Agentic development workflows: plan, implementation, verification, publish, release, and learning gates with evidence that survives handoff and context compaction. A user asks an agent to build something; Flow records the gates; Veritas supplies repo evidence where relevant; runtime hooks prevent premature advancement; a Flow Report explains what happened, what passed, what is blocked, and what should happen next. Narrow enough to build, broad enough to demonstrate the generic product.
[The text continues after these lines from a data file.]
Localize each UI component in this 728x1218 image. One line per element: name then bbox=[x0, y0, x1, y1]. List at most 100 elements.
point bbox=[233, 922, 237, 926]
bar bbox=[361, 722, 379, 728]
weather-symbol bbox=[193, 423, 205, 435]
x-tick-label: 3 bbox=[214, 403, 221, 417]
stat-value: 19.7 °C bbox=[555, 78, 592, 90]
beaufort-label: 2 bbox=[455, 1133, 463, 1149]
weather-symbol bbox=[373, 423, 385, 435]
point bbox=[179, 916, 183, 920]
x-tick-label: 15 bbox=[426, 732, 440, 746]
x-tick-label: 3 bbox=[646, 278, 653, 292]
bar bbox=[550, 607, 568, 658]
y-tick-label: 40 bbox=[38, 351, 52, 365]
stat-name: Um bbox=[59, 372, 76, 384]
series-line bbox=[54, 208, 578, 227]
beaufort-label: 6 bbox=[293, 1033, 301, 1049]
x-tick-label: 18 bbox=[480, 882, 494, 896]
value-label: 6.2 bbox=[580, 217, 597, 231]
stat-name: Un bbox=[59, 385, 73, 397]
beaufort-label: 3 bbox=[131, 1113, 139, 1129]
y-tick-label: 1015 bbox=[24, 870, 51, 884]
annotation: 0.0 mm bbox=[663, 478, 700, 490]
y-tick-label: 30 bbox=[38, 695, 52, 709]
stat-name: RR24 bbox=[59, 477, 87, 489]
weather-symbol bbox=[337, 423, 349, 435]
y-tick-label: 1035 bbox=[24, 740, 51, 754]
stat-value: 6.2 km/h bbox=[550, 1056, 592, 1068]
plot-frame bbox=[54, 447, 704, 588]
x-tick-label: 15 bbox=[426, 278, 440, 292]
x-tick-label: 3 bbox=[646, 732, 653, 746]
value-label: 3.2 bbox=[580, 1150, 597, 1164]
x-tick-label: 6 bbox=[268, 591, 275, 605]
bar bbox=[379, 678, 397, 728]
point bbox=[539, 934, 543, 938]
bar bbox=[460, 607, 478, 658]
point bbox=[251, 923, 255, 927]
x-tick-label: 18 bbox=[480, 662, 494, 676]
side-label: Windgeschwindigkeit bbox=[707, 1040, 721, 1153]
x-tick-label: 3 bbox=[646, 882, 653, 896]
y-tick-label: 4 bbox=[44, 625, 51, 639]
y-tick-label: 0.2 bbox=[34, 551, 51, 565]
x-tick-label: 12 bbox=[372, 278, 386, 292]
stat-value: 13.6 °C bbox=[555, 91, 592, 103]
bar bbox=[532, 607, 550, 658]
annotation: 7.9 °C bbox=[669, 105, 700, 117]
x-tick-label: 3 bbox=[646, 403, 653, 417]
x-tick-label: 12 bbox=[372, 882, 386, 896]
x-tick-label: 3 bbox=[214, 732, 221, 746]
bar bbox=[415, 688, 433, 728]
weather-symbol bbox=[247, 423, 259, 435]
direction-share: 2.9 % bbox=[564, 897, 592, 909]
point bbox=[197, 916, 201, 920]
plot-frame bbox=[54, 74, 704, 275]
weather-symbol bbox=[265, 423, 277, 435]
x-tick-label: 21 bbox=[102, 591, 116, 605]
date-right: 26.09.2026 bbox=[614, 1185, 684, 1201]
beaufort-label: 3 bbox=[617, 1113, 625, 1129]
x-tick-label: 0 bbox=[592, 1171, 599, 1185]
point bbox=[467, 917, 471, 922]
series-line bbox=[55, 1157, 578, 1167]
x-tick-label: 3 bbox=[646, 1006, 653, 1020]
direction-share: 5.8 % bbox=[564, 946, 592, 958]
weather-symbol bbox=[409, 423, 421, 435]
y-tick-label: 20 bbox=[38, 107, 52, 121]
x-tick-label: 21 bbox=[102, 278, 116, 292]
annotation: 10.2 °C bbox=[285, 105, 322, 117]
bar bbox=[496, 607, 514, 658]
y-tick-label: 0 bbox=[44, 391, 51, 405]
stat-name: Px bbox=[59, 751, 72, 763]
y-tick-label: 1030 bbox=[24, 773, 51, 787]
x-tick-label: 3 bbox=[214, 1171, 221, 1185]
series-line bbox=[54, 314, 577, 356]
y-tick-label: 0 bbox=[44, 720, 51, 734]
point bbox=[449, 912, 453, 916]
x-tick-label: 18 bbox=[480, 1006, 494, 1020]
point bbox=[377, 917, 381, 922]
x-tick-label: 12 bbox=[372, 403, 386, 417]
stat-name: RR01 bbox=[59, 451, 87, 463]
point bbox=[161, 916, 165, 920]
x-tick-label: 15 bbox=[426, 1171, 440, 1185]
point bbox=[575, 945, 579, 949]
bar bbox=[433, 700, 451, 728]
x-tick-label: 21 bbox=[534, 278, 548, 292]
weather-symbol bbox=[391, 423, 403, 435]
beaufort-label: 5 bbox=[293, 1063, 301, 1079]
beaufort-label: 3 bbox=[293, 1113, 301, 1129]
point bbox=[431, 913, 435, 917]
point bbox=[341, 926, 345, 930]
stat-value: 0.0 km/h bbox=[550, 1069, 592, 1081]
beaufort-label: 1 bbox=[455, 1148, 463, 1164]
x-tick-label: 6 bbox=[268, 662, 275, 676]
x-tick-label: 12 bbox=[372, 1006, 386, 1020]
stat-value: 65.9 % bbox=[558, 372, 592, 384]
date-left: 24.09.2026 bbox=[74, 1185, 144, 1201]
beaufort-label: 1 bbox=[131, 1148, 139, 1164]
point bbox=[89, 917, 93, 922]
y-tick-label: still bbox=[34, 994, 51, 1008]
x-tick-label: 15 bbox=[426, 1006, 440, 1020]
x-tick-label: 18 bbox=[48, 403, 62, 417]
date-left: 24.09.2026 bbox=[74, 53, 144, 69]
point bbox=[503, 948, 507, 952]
The broader scenarios this unlocks are in Use Cases.

v0.1 product shape#

The first publishable version is a local npm package:

  • JSON Schemas for Flow Definitions, Flow Runs, gate evidence, reports, transition validation, release readiness, and version release reports
  • a local file-backed run store and a small gate evaluator
  • the flow CLI: init, validate, start, status, attach-evidence, evaluate, accept-exception, config, report, resume, list, console
  • typed gate expectations (expects, including surface.claim) and documented evidence kinds
  • project config for trusted producer mappings and gate overrides
  • Markdown and JSON Flow Reports; continuation from .flow/runs/<run-id>/ without chat memory
  • a loopback-only local Flow Console

Runtime hooks, hosted services, multi-agent dispatch, hosted web UI, and Surface projection are intentionally outside v0.1.

Success criteria#

Flow is working when:

  • users can see why work advanced or stopped
  • agents cannot silently skip required gates
  • missing verification appears as a blocked gate, not a confident summary
  • exceptions are visible and attributable
  • workflow state survives handoff and context compaction
  • evidence can be inspected after the fact
  • consumers integrate Flow without replacing their execution runtime
  • Surface, Veritas, and Flow Agents each remain focused

One-sentence positioning#

Flow keeps AI and automation on the required path by making every important transition evidence-backed, inspectable, and resumable.